En vue d’aboutir à une candidature commune à gauche pour l’élection présidentielle, celui-ci participe à un travail collectif avec Lucie Castets. Pour imaginer des processus de sélection, Rémi Lefebvre et son confrère Éric Treille ont rédigé une note, publiée par Challenges, dans laquelle ils proposent cinq scénarios. Bien qu’il ne soit pas friand du mot primaire — en souvenir de l’échec de la Primaire populaire —, Rémi Lefebvre privilégie la dernière solution, la primaire ouverte, dont l’égalité statutaire de tous les partis serait le socle.

« Il ne faut pas que les partis politiques résistent contre cette dynamique »

La phase préparatoire serait l’occasion de créer « une dynamique rassemblant les partis politiques et la société civile qui pourrait se mobiliser dès les élections municipales », pointe Rémi Lefebvre.
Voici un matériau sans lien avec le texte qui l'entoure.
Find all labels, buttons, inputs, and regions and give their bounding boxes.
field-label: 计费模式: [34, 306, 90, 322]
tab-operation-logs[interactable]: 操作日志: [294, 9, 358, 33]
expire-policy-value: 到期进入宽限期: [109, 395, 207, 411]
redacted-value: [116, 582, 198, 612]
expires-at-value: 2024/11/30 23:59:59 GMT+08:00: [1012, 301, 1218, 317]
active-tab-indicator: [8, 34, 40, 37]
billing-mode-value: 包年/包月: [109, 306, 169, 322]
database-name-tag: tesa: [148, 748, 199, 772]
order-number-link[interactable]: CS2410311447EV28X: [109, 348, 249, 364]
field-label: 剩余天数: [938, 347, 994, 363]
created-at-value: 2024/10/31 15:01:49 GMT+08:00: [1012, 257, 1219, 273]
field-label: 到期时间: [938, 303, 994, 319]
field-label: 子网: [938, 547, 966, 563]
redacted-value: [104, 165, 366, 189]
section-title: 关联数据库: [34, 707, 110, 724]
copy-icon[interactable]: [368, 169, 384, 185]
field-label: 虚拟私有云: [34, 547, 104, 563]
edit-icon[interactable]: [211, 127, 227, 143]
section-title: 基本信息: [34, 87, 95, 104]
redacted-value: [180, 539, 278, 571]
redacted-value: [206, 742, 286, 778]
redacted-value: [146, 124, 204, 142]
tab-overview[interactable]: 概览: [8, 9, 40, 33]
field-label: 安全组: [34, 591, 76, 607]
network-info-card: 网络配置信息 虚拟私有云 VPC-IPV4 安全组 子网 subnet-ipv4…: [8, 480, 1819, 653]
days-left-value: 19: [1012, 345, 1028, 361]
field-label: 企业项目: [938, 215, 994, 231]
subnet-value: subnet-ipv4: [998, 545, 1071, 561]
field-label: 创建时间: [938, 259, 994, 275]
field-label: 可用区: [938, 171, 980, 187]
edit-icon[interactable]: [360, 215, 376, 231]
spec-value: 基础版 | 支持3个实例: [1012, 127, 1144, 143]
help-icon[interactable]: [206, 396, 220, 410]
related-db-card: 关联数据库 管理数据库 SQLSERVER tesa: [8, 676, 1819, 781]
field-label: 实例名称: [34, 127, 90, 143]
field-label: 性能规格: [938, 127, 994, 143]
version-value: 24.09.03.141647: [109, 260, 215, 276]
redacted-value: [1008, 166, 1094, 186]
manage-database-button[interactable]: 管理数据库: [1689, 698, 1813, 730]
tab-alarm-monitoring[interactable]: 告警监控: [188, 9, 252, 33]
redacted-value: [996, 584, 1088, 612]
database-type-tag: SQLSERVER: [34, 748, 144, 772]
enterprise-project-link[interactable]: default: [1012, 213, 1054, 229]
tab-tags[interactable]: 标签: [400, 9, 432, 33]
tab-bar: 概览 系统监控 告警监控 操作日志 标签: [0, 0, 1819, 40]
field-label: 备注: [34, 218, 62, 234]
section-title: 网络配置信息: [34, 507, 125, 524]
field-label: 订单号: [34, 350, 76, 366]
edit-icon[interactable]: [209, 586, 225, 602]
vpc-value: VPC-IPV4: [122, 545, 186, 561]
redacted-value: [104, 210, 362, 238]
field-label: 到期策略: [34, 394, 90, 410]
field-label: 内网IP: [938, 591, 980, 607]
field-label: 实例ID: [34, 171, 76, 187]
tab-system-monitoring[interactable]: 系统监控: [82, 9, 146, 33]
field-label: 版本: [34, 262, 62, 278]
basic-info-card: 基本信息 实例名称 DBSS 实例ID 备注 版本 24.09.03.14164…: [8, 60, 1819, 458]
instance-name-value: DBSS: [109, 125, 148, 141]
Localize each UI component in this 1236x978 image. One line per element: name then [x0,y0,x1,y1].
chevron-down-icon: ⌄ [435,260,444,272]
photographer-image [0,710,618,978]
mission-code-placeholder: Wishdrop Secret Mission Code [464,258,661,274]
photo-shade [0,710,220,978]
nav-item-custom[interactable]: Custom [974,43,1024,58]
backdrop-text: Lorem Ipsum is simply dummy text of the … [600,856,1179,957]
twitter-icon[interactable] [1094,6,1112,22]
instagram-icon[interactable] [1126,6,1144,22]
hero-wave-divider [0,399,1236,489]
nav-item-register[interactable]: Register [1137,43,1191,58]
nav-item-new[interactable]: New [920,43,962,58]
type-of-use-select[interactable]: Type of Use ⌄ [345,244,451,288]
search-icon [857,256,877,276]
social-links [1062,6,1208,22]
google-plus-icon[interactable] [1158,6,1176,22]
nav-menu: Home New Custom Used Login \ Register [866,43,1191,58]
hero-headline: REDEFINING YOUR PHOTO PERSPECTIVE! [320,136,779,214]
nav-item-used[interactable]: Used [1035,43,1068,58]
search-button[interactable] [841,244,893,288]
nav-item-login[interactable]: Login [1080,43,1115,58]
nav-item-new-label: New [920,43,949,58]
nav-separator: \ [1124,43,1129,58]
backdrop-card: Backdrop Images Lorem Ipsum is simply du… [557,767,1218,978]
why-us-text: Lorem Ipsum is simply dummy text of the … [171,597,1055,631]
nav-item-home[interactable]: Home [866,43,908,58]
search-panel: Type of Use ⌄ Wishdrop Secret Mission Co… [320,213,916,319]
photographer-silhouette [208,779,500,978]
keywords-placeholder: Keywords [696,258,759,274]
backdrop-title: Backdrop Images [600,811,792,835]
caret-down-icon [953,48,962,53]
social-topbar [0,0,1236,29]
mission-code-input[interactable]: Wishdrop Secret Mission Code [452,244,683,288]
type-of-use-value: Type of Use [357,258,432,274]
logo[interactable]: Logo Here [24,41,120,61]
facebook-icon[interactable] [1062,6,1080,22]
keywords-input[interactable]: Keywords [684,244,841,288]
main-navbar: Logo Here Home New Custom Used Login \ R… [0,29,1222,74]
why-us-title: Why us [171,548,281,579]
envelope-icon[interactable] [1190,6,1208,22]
Héritage de la Primaire populaire, les Victoires populaires ont d’ailleurs réuni plus de 120 personnes les 29 et 30 mars à Paris pour former et mobiliser dans les communes décisives à gauche, en vue des municipales. Lucie Castets figurait parmi les intervenants.

« Obtenir une candidature unique à gauche est une condition de l’élargissement du socle électoral absolument nécessaire pour l’emporter, détaille à Reporterre Lucie Castets. C’est vrai pour la présidentielle, mais aussi pour les municipales. » Pour la cofondatrice du collectif Nos Services publics, les mobilisations citoyennes font désormais partie du rapport de force.

« Il ne faut pas que les partis politiques résistent contre cette dynamique, mais qu’au contraire, ils s’appuient dessus, conclut-elle. La complémentarité entre des élus locaux ou nationaux et les personnes issues de la société civile me semble au contraire décisive et féconde. »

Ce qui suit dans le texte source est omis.